The Supreme Court will hear Social Security Disability case concerning the government’s use of vocational experts

Before I tell you about the Supreme Court case, let me tell you something that really happened to me in court this week. It’s related.

I had a vocational expert testify that an individual who cannot be exposed at work to extremes of temperature or humidity still could work full time as a Parking Lot Attendant. In Buffalo, New York. The expert said that jobs in that occupation – every single one, without exception – are done in a climate controlled booth.

When I asked her for studies or other, y’know, facts? to support that, she gave the “my testimony is based solely on my experience” mantra.

When I pressed her on how many parking lots she had observed in a professional capacity, she began the “Never in my life have I been so insulted as to have my testimony questioned” routine. This was from someone whose resume proclaimed her experience in testifying in court. An obvious plea to the judge to protect her.

I thought she was about to say “Trust me, I’m from the government and I’m here to help you”.

Okay, the Supreme Court case.

Last month the U.S. Supreme Court agreed to put Biestek v. Berryhill, a Social Security Disability case, on their October 2018 calendar. What it boils down to is this: Do the government’s vocational experts have to back up their testimony with facts? Or can the government deny benefits based only on the expert’s unsupported statements?

Social Security Disability claimants have the burden of proving their limitations.
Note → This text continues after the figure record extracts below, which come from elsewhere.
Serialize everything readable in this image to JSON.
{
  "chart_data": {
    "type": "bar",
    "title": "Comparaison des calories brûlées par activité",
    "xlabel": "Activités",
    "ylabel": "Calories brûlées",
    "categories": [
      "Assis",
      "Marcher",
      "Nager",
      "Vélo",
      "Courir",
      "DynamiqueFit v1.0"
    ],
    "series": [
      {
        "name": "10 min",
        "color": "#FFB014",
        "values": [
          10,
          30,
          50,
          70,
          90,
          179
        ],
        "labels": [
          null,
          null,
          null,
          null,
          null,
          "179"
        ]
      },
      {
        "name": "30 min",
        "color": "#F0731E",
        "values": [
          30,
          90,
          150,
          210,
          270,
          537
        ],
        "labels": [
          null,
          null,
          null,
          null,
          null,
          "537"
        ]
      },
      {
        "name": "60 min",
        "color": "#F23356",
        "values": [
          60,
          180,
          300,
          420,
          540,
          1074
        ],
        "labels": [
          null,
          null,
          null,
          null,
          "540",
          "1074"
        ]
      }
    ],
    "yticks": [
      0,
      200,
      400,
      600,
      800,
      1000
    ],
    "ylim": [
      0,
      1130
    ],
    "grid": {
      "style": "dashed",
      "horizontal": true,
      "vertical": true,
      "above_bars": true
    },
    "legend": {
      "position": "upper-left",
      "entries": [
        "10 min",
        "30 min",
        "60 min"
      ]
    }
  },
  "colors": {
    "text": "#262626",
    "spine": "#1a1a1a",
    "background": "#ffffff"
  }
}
However, once the government concedes that someone with those limitations cannot perform their past work, the burden shifts to the government to prove that the claimant can do other work in a “significant number” of positions in one or more occupations. The government needs vocational expert testimony to deny a large percentage, maybe the majority, of the claims that it denies.

When Social Security was under the gun by Congress a few years ago to deny more hearings (Congress didn’t want to do anything itself about Social Security because it’s politically risky), one of the steps Social Security took was to change how vocational experts were used.

It had only been paying for them when the administrative law judge thought they were appropriate for the case. Starting about three years ago, they have been called in EVERY SINGLE CASE. Obviously the way the government has used its experts has paid off because the hearing approval rate nationwide for all applicants (represented and unrepresented) has dropped from the mid-60% range to below 40%.

The government used to require vocational experts to give numbers of jobs in the region where the claimant lives, or in several other regions of the country. Now it accepts nationwide numbers, and the expert uses reference material which can lump together multiple occupations besides the one they gave. So much for the burden of proof for numbers of jobs within a narrow set of limitations.

The vocational experts used to be asked about studies which supported their opinion. Now, the experts all know that they can get away with just citing their experience, without facts.

They were told as much. Nothing else explains the sudden uniform change in their testimony.